En cas de doute, mieux vaut appeler. Dans ce type de situation, le bon réflexe est de décrire précisément les symptômes, leur date d’apparition et leur évolution. Cela aide l’équipe médicale à décider s’il faut faire une échographie, un bilan sanguin ou une consultation urgente.
FAQ
Qu’est-ce qu’un TIPS ?
Le TIPS est un shunt intrahépatique qui relie une veine porte à une veine hépatique pour faire baisser la pression portale. Il est utilisé pour traiter certaines complications du foie, notamment l’ascite résistante et les saignements liés à l’hypertension portale.
Pourquoi fait-on un TIPS ?
On fait un TIPS pour diminuer la pression dans la veine porte quand les traitements médicaux ne suffisent plus.
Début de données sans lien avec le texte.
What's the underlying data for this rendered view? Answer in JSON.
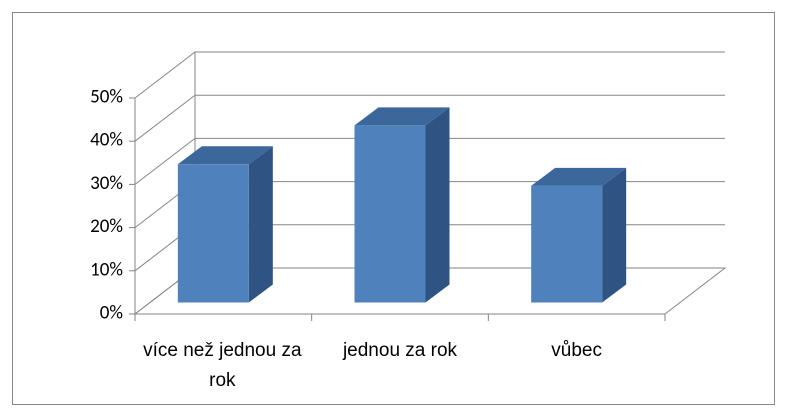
{
  "chart_data": {
    "type": "bar3d",
    "categories": [
      "více než jednou za rok",
      "jednou za rok",
      "vůbec"
    ],
    "values": [
      32,
      41,
      27
    ],
    "color": "#4f81bd",
    "ylim": [
      0,
      50
    ],
    "yticks": [
      {
        "value": 0,
        "label": "0%"
      },
      {
        "value": 10,
        "label": "10%"
      },
      {
        "value": 20,
        "label": "20%"
      },
      {
        "value": 30,
        "label": "30%"
      },
      {
        "value": 40,
        "label": "40%"
      },
      {
        "value": 50,
        "label": "50%"
      }
    ],
    "grid": true
  }
}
Il peut aider à contrôler les saignements digestifs et l’accumulation de liquide dans l’abdomen.
Comment se déroule un TIPS ?
Le TIPS se déroule par voie transjugulaire, à l’aide d’un cathéter guidé jusqu’au foie sous imagerie. Le médecin crée ensuite un passage entre la veine porte et la veine hépatique puis y place un stent.
Combien de temps dure la procédure du TIPS ?
La procédure dure généralement 60 à 90 minutes. La durée peut varier selon l’anatomie du patient et la difficulté technique du geste.
Quels sont les risques du TIPS ?
Les principaux risques sont le saignement, l’infection, une diminution excessive du flux sanguin vers le foie et des troubles du rythme cardiaque. Un suivi médical est nécessaire pour détecter rapidement toute complication.
Combien de temps faut-il pour récupérer après un TIPS ?
La récupération prend souvent quelques jours, avec une reprise des activités habituelles en environ une semaine pour beaucoup de patients. Cela dépend toutefois de ton état de santé et de la raison pour laquelle le TIPS a été réalisé.
Faut-il arrêter ses médicaments avant un TIPS ?
Oui, certains médicaments doivent parfois être arrêtés avant l’intervention, notamment l’aspirine, l’ibuprofène, le naproxène sodique et les anticoagulants. Le médecin te dira exactement lesquels suspendre et à quel moment.
Le TIPS est-il efficace ?
Oui, le TIPS réduit efficacement l’hypertension portale dans 80 à 90 % des cas selon les données du NIH. Son efficacité dépend toutefois de la cause du problème et du suivi après l’intervention.
Quels signes doivent alerter après un TIPS ?
La fièvre, l’essoufflement, le gonflement des jambes ou du ventre, la raideur de la nuque et les troubles de la mémoire doivent faire consulter rapidement. Ces symptômes peuvent signaler une complication ou un problème de fonctionnement du shunt.
Le TIPS remplace-t-il le traitement de la maladie du foie ?
Non, le TIPS traite surtout une complication de l’hypertension portale. Il ne remplace pas la prise en charge de la maladie du foie elle-même, qui doit continuer avec le suivi spécialisé adapté.